Au début du film, son enfance à Kaboul est dépeinte de manière joyeuse, grâce notamment à l'animation faisant penser aux animés et à la chanson "Take on me". Amin se décrit lui-même comme un garçon différent, portant avec bonheur les robes de ses soeurs, et qui a très vite eu des fantasmes sur JCVD et d'autres corps masculins bodybuildés. Les mots sont dits, les images restent très pudiques, laissant place à l'imagination.

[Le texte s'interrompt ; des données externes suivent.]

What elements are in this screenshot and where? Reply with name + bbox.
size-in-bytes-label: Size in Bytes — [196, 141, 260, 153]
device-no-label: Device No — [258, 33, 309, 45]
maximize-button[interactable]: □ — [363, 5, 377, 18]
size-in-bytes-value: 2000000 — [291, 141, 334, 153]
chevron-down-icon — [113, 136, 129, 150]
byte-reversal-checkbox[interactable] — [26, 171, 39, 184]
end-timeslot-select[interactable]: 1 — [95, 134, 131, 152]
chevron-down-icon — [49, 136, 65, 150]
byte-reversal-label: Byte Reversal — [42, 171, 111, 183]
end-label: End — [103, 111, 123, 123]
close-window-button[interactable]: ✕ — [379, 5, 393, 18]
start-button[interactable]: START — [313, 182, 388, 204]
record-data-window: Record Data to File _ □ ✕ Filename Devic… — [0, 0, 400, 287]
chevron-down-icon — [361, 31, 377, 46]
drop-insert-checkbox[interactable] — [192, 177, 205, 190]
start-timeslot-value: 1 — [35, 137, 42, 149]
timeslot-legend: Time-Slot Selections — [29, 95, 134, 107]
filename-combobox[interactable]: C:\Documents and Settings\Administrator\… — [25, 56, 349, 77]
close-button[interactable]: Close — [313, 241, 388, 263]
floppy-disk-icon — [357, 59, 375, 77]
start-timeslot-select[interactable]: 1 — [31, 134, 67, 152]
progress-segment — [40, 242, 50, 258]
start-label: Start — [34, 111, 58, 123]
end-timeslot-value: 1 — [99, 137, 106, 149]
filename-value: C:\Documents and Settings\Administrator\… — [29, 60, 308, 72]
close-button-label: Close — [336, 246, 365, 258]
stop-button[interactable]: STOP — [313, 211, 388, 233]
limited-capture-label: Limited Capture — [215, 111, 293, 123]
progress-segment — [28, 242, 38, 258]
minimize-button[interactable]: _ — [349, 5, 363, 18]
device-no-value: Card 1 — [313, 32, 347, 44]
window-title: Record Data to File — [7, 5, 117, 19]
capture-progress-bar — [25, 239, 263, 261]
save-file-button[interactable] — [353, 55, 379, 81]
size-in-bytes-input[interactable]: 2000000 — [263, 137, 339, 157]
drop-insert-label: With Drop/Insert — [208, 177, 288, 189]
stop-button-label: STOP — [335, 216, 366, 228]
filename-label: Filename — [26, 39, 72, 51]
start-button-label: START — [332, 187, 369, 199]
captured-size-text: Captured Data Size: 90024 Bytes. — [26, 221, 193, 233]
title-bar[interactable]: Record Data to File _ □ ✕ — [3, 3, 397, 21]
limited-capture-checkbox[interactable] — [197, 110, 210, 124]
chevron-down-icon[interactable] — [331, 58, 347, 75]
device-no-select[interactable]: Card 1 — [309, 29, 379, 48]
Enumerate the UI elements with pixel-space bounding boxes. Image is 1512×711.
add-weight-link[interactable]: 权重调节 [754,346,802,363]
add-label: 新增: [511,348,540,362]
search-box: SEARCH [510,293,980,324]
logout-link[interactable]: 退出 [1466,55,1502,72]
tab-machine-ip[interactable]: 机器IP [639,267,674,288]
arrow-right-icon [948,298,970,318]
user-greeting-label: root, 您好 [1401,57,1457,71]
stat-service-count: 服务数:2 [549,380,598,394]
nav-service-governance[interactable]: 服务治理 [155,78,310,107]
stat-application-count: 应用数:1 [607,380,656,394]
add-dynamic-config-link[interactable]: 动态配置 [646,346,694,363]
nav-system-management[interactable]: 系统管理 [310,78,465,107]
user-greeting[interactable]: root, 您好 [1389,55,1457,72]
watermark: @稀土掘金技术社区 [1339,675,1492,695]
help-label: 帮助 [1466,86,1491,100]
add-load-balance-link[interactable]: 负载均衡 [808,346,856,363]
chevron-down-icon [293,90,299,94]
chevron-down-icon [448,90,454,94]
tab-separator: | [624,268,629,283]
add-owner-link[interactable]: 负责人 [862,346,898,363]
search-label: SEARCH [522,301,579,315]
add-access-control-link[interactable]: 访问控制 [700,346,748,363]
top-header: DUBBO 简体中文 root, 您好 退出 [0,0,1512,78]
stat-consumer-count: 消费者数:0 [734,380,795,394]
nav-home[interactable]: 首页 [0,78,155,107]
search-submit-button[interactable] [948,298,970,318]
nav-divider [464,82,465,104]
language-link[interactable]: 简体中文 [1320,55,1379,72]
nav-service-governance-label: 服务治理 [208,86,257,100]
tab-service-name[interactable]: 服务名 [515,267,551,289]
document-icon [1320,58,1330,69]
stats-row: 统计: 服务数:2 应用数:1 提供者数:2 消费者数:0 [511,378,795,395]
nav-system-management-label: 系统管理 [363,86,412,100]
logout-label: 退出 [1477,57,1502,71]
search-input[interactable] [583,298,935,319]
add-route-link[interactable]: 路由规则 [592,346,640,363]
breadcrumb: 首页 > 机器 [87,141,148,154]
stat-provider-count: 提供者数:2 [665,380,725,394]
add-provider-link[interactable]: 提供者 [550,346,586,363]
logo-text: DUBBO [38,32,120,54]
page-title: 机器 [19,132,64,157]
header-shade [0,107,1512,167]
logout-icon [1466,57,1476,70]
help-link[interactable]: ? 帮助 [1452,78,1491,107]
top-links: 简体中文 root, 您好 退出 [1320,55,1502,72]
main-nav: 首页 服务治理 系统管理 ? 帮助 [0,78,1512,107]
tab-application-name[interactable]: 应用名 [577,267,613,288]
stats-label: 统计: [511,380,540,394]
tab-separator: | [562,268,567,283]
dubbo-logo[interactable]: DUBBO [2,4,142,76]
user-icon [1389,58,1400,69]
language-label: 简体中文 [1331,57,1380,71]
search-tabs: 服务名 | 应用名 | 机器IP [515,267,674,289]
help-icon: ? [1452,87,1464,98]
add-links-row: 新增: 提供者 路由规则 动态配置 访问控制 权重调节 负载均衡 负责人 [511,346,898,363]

Après tout, d'après Amin, il n'existe pas de mot pour "homosexuel" en Afghanistan.


Cette enfance joyeuse dépeinte en quelques plans va être déchirée par le changement de régime, le départ des Russes et l'arrivée des Talibans. La Grande Histoire nous est expliquée par des extraits d'archive de télévision, se coulant formidablement bien dans l'animation. Et là, l'enfance vire à l'âge adulte, trop vite, beaucoup trop vite.


Cette poussée de violence, d'horreur, d'humanité la plus bestiale, est représentée par ces séquences animées filmées en noir et blanc, striées de part en part par des coups de crayons/pinceaux, en équilibre instable. Des silhouettes fantomatiques courent, fuient. Elles représentent tous ces réfugiés obligés de s'en aller, de quitter leur chez eux sans qu'on ait demandé leur avis. Dans une perspective de ne pas montrer l'horreur, irreprésentable, ces touches de blanc et de noir créent une sensation de vie en suspens, prises dans un mouvement irrépressible.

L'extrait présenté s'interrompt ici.